Under normal conditions, a PHEP-funded team of surveillance experts routinely conducts outbreak investigations and other response activities in Oregon. During the E.coli outbreak, this team also provided supervisory support and used syndromic surveillance for enhanced case finding through a PHEP-funded program called Oregon ESSENCE (Electronic Surveillance System for the Early Notification of Community-Based Epidemics). PHEP staff also conducted telephone interviews with infected persons to determine how they were exposed and conducted an after-action evaluation following the outbreak to identify opportunities for improvement.

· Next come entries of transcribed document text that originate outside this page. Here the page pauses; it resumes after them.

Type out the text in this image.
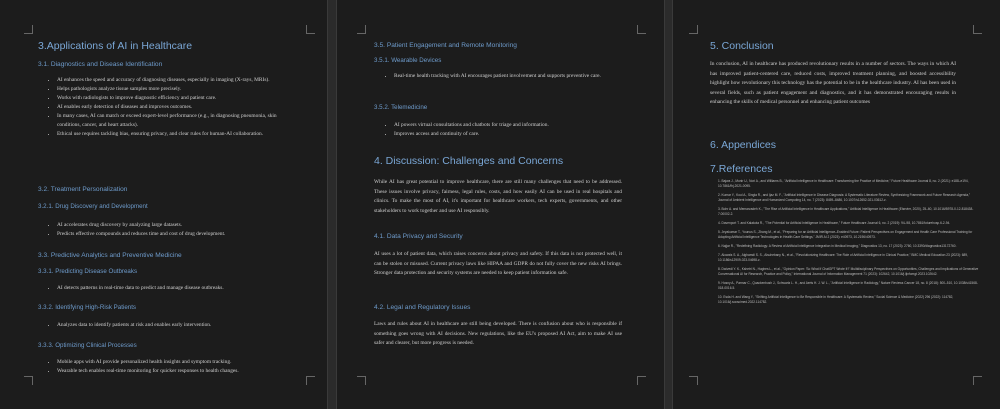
3.Applications of AI in Healthcare
3.1. Diagnostics and Disease Identification
• AI enhances the speed and accuracy of diagnosing diseases, especially in imaging (X-rays, MRIs).
• Helps pathologists analyze tissue samples more precisely.
• Works with radiologists to improve diagnostic efficiency and patient care.
• AI enables early detection of diseases and improves outcomes.
• In many cases, AI can match or exceed expert-level performance (e.g., in diagnosing pneumonia, skin conditions, cancer, and heart attacks).
• Ethical use requires tackling bias, ensuring privacy, and clear rules for human-AI collaboration.
3.2. Treatment Personalization
3.2.1. Drug Discovery and Development
• AI accelerates drug discovery by analyzing large datasets.
• Predicts effective compounds and reduces time and cost of drug development.
3.3. Predictive Analytics and Preventive Medicine
3.3.1. Predicting Disease Outbreaks
• AI detects patterns in real-time data to predict and manage disease outbreaks.
3.3.2. Identifying High-Risk Patients
• Analyzes data to identify patients at risk and enables early intervention.
3.3.3. Optimizing Clinical Processes
• Mobile apps with AI provide personalized health insights and symptom tracking.
• Wearable tech enables real-time monitoring for quicker responses to health changes.
3.5. Patient Engagement and Remote Monitoring
3.5.1. Wearable Devices
• Real-time health tracking with AI encourages patient involvement and supports preventive care.
3.5.2. Telemedicine
• AI powers virtual consultations and chatbots for triage and information.
• Improves access and continuity of care.
4. Discussion: Challenges and Concerns

While AI has great potential to improve healthcare, there are still many challenges that need to be addressed. These issues involve privacy, fairness, legal rules, costs, and how easily AI can be used in real hospitals and clinics. To make the most of AI, it's important for healthcare workers, tech experts, governments, and other stakeholders to work together and use AI responsibly.

4.1. Data Privacy and Security

AI uses a lot of patient data, which raises concerns about privacy and safety. If this data is not protected well, it can be stolen or misused. Current privacy laws like HIPAA and GDPR do not fully cover the new risks AI brings. Stronger data protection and security systems are needed to keep patient information safe.

4.2. Legal and Regulatory Issues

Laws and rules about AI in healthcare are still being developed. There is confusion about who is responsible if something goes wrong with AI decisions. New regulations, like the EU's proposed AI Act, aim to make AI use safer and clearer, but more progress is needed.

5. Conclusion

In conclusion, AI in healthcare has produced revolutionary results in a number of sectors. The ways in which AI has improved patient-centered care, reduced costs, improved treatment planning, and boosted accessibility highlight how revolutionary this technology has the potential to be in the healthcare industry. AI has been used in several fields, such as patient engagement and diagnostics, and it has demonstrated encouraging results in enhancing the skills of medical personnel and enhancing patient outcomes

6. Appendices
7.References
1. Bajwa J., Munir U., Nori A., and Williams B., "Artificial Intelligence in Healthcare: Transforming the Practice of Medicine," Future Healthcare Journal 8, no. 2 (2021): e188–e194, 10.7861/fhj.2021-0095.
2. Kumar Y., Koul A., Singla R., and Ijaz M. F., "Artificial Intelligence in Disease Diagnosis: A Systematic Literature Review, Synthesizing Framework and Future Research Agenda," Journal of Ambient Intelligence and Humanized Computing 14, no. 7 (2023): 8459–8486, 10.1007/s12652-021-03612-z.
3. Bohr A. and Memarzadeh K., "The Rise of Artificial Intelligence in Healthcare Applications," Artificial Intelligence in Healthcare (Elsevier, 2020), 25–60, 10.1016/B978-0-12-818438-7.00002-2.
4. Davenport T. and Kalakota R., "The Potential for Artificial Intelligence in Healthcare," Future Healthcare Journal 6, no. 2 (2019): 94–98, 10.7861/futurehosp.6-2-94.
5. Jeyakumar T., Younus S., Zhang M., et al., "Preparing for an Artificial Intelligence–Enabled Future: Patient Perspectives on Engagement and Health Care Professional Training for Adopting Artificial Intelligence Technologies in Health Care Settings," JMIR AI 2 (2023): e40973, 10.2196/40973.
6. Najjar R., "Redefining Radiology: A Review of Artificial Intelligence Integration in Medical Imaging," Diagnostics 13, no. 17 (2023): 2760, 10.3390/diagnostics13172760.
7. Alowais S. A., Alghamdi S. S., Alsuhebany N., et al., "Revolutionizing Healthcare: The Role of Artificial Intelligence in Clinical Practice," BMC Medical Education 23 (2023): 689, 10.1186/s12909-023-04698-z.
8. Dwivedi Y. K., Kshetri N., Hughes L., et al., "Opinion Paper: 'So What If ChatGPT Wrote It?' Multidisciplinary Perspectives on Opportunities, Challenges and Implications of Generative Conversational AI for Research, Practice and Policy," International Journal of Information Management 71 (2023): 102642, 10.1016/j.ijinfomgt.2023.102642.
9. Hosny A., Parmar C., Quackenbush J., Schwartz L. H., and Aerts H. J. W. L., "Artificial Intelligence in Radiology," Nature Reviews Cancer 18, no. 8 (2018): 500–510, 10.1038/s41568-018-0016-5.
10. Esda H. and Wang Y., "Shifting Artificial Intelligence to Be Responsible in Healthcare: A Systematic Review," Social Science & Medicine (2022) 296 (2022): 114782, 10.1016/j.socscimed.2022.114782.
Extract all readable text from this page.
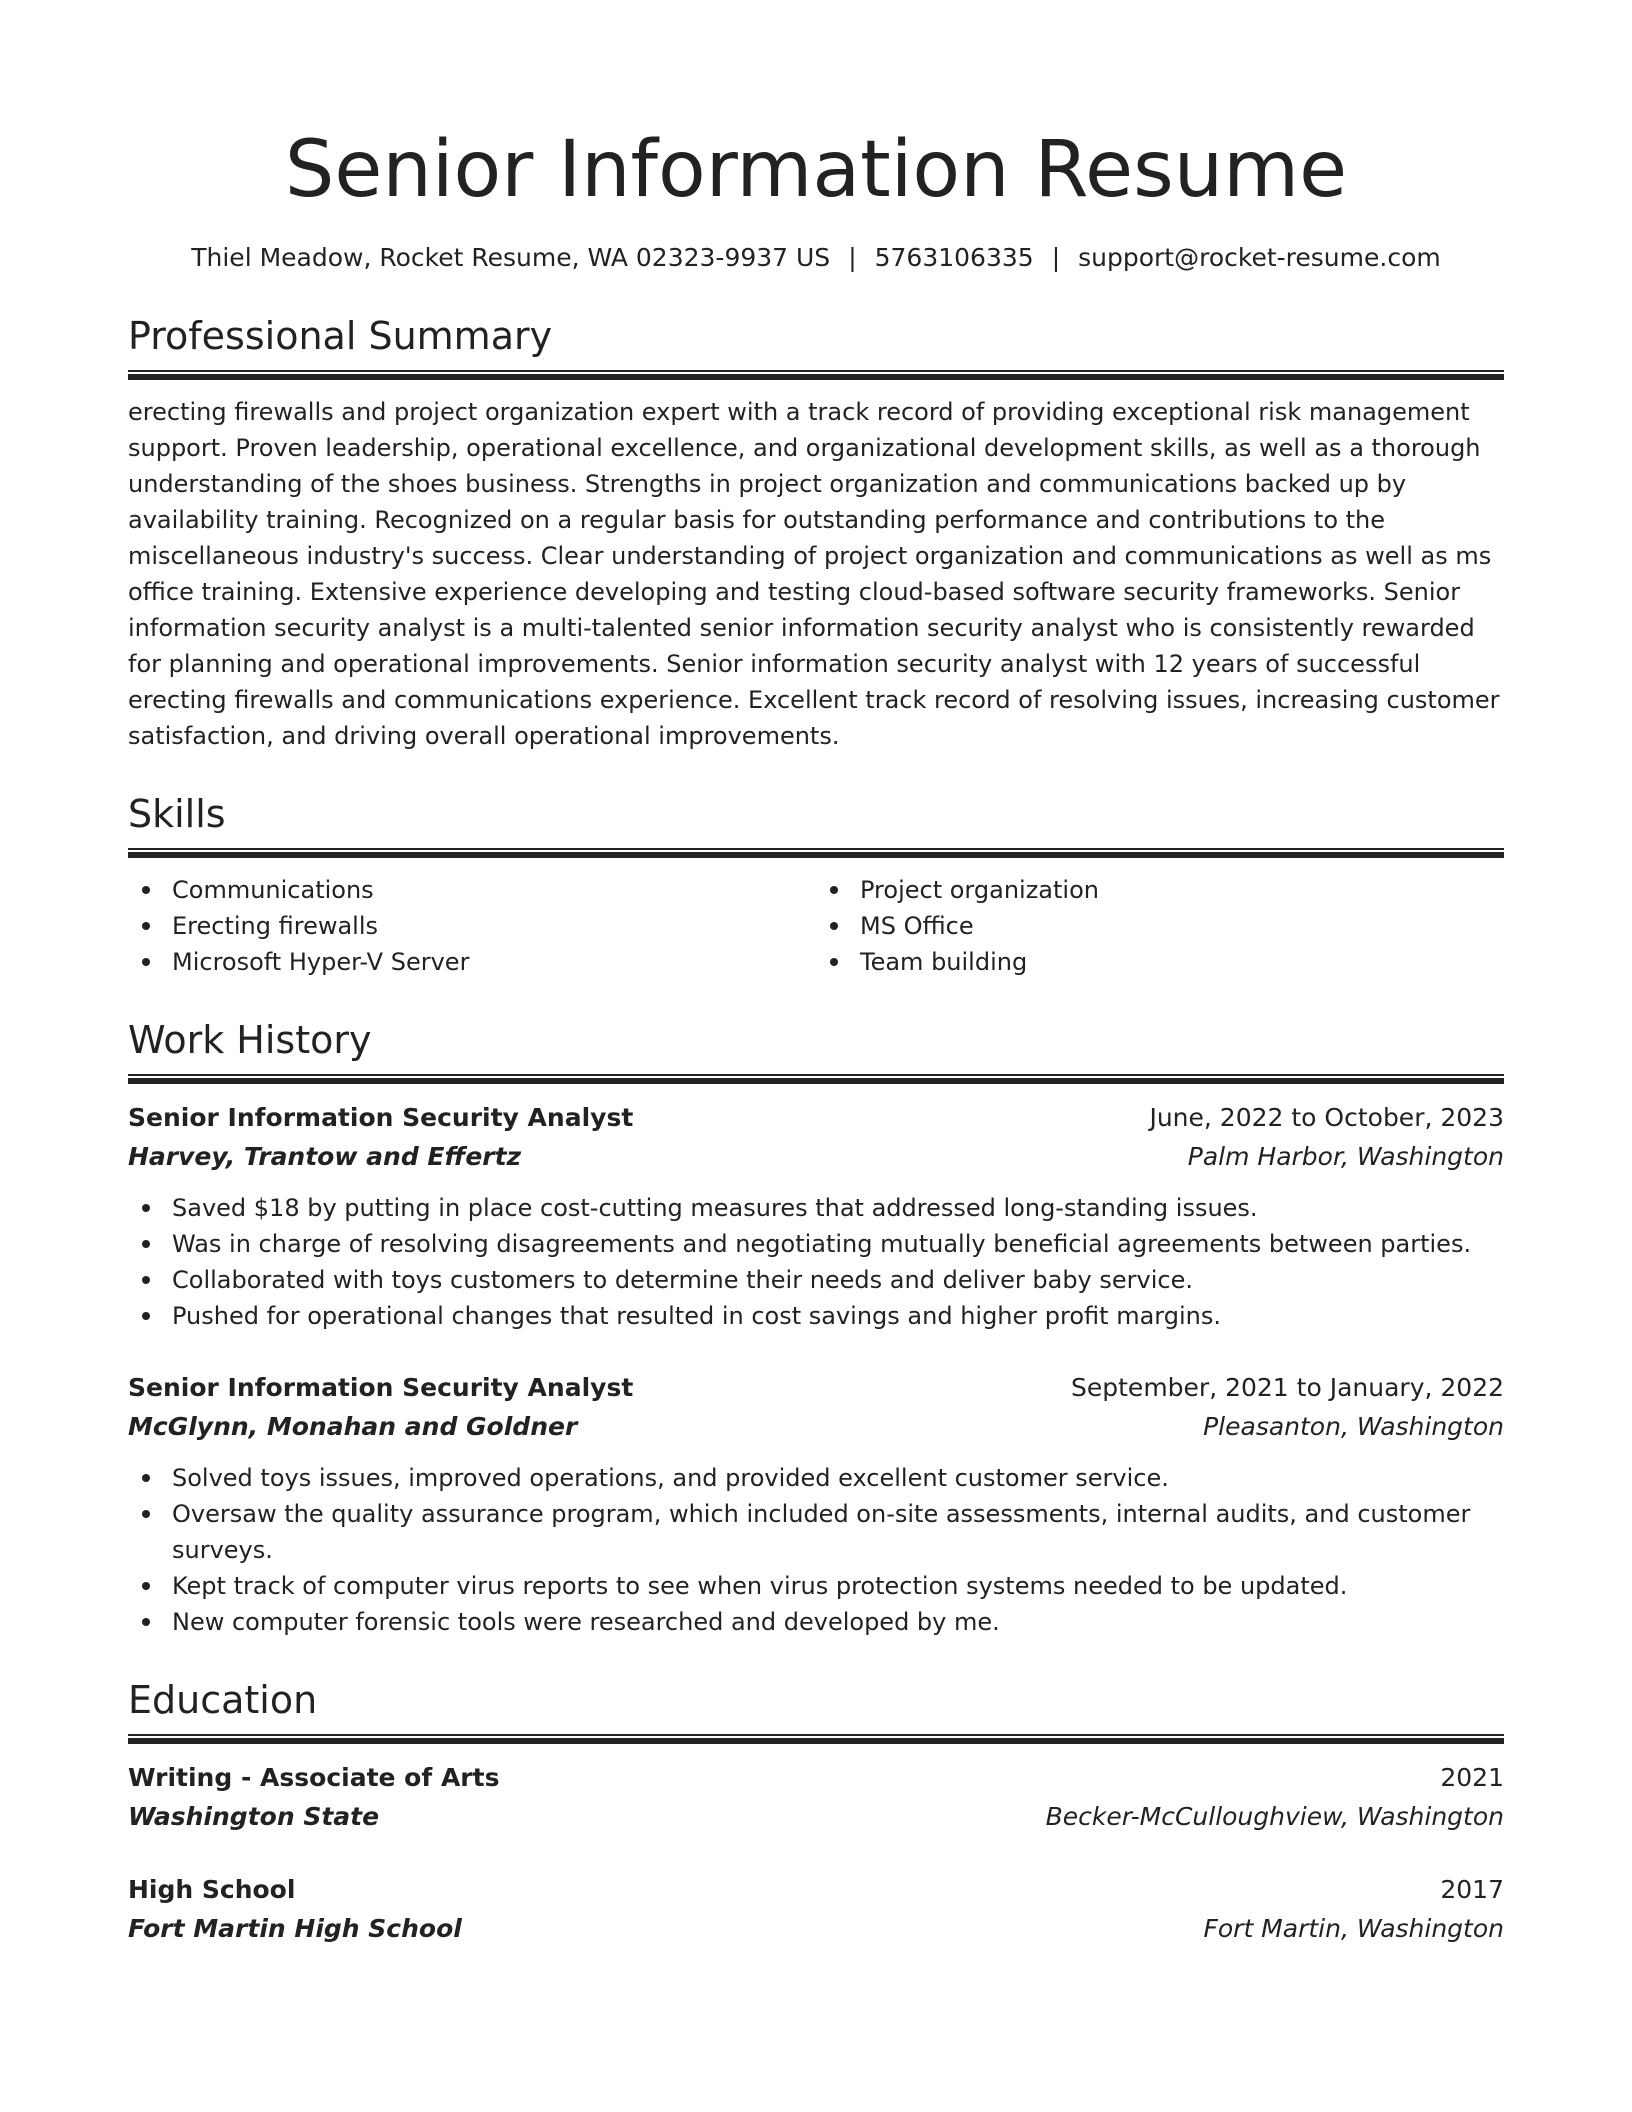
Senior Information Resume
Thiel Meadow, Rocket Resume, WA 02323-9937 US | 5763106335 | support@rocket-resume.com
Professional Summary

erecting firewalls and project organization expert with a track record of providing exceptional risk management support. Proven leadership, operational excellence, and organizational development skills, as well as a thorough understanding of the shoes business. Strengths in project organization and communications backed up by availability training. Recognized on a regular basis for outstanding performance and contributions to the miscellaneous industry's success. Clear understanding of project organization and communications as well as ms office training. Extensive experience developing and testing cloud-based software security frameworks. Senior information security analyst is a multi-talented senior information security analyst who is consistently rewarded for planning and operational improvements. Senior information security analyst with 12 years of successful erecting firewalls and communications experience. Excellent track record of resolving issues, increasing customer satisfaction, and driving overall operational improvements.

Skills
Communications
Erecting firewalls
Microsoft Hyper-V Server
Project organization
MS Office
Team building
Work History
Senior Information Security Analyst	June, 2022 to October, 2023
Harvey, Trantow and Effertz	Palm Harbor, Washington
Saved $18 by putting in place cost-cutting measures that addressed long-standing issues.
Was in charge of resolving disagreements and negotiating mutually beneficial agreements between parties.
Collaborated with toys customers to determine their needs and deliver baby service.
Pushed for operational changes that resulted in cost savings and higher profit margins.
Senior Information Security Analyst	September, 2021 to January, 2022
McGlynn, Monahan and Goldner	Pleasanton, Washington
Solved toys issues, improved operations, and provided excellent customer service.
Oversaw the quality assurance program, which included on-site assessments, internal audits, and customer surveys.
Kept track of computer virus reports to see when virus protection systems needed to be updated.
New computer forensic tools were researched and developed by me.
Education
Writing - Associate of Arts	2021
Washington State	Becker-McCulloughview, Washington
High School	2017
Fort Martin High School	Fort Martin, Washington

During the meningitis outbreak, the state health department worked with the Lane County Public Health Department and the University of Oregon staff to educate students and faculty about the outbreak and prevent further cases. A PHEP-funded Epi Strike Team consisting of 10 epidemiologists and one research analyst was deployed to the mass vaccination clinic that vaccinated approximately 5,000 students to support operations and data collection. PHEP staff served as the Oregon Health Authority incident manager, health intelligence section chief, planning chief, mass vaccination field staff, and public information officer for the incident management team and Joint Information Center.
In both of these outbreak scenarios, existing emergency response systems and personnel the state established and maintained using PHEP funds allowed public health staff to respond quickly to the incidents and reduce the spread and impact of the diseases.
According to Dr. Collette Young, an administrator at the Oregon Health Authority, “PHEP funding is what we rely on most for putting the infrastructure in place to respond to major public health emergencies.”
A mass vaccination clinic helped to control a meningitis B outbreak at the University of Oregon.
E.coli and meningitis B outbreaks in Oregon resulted in 20 total cases and one fatality.
PHEP-funded surveillance systems allowed health officials to track and contain the spread of the diseases, and PHEP staff supported response efforts in epidemiology, vaccination, and risk communication.
Existing PHEP-funded infrastructure and personnel allowed for a quick response to the outbreaks, reducing morbidity and mortality.